In my ongoing exploration on decision making I am facing a hard truth. One of the biggest barriers I face in decision making is other people. Or more specifically, what other people will think of my decision. I don’t even want to admit this is an issue in my decision making but I know it runs deep in me. At this stage in my life, I am disappointed that I still deal with this self-imposed limitation.
WILL I EVER GET BEYOND IT?
I can blame it on my MBTI type (ENFJ),my Enneagram type (4), my ‘conditional love’ upbringing or my 'potentially self-limiting value of needing to be liked'. I could probably blame it on my gender as well.

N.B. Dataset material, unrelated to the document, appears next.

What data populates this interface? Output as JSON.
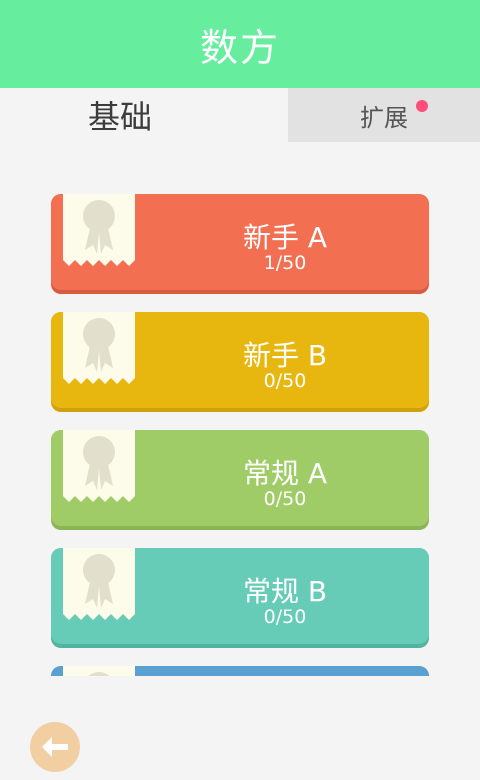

I often wonder if spending most of my adult years in a religious community with strictly defined behavioural norms that needed to be adhered to in order to secure my social standing within the community is at fault. I know every community has their own set of norms, but I went along with a lot of things I didn’t agree with because my husband was the lead pastor and I knew my honesty could be career limiting for him. The irony was that my/our fear of being really honest was probably a key factor in our demise. We tried to please all people and in the end pleased no one. (The good news was losing that community, eventually led to my emancipation and a really sweet new tattoo.)
It doesn’t really matter what the cause of this barrier is, being aware of it and finding ways to address it in my decision making is most important for me if I want to make truthful decisions that take me where I really want to go in my life.
I love this quote from Louis CK, a comedian who seems to have worked out all his issues regarding offending people, “Offending people is a necessary and healthy act. Everytime you say something that is offensive to another person, you just caused a discussion. You just forced them to have to think.”
I am reading You are a Badass: How to stop doubting your greatness and start living an awesome life right now. The author, Jen Sincero, has surfaced this topic of what other people think several times. She says, “the only questions you ever need to consider when making decisions about your life are:
- Is this something I want to be, do, or have?
- Is this going to take me in the direction I want to go (not should go)?
- Is this going to screw over* anybody else in the process?
*The definition of screwing someone over is taking their money and doing a lousy job or destroying their water source or enslaving populations, things like that - your mother being disappointed or your father disapproving or your friends being outraged does not qualify as screwing someone over.” (p. 64)
I don’t think I am alone. I would love to talk to you about how this issue impacts your decision making. Do other people’s opinions of your decisions get in the way of doing what you really want to do? I’m going to continue unpacking this decision making conversation over the next few weeks.
Join me in thinking honestly about this question, “Whose opinion is holding me back from living my truth?”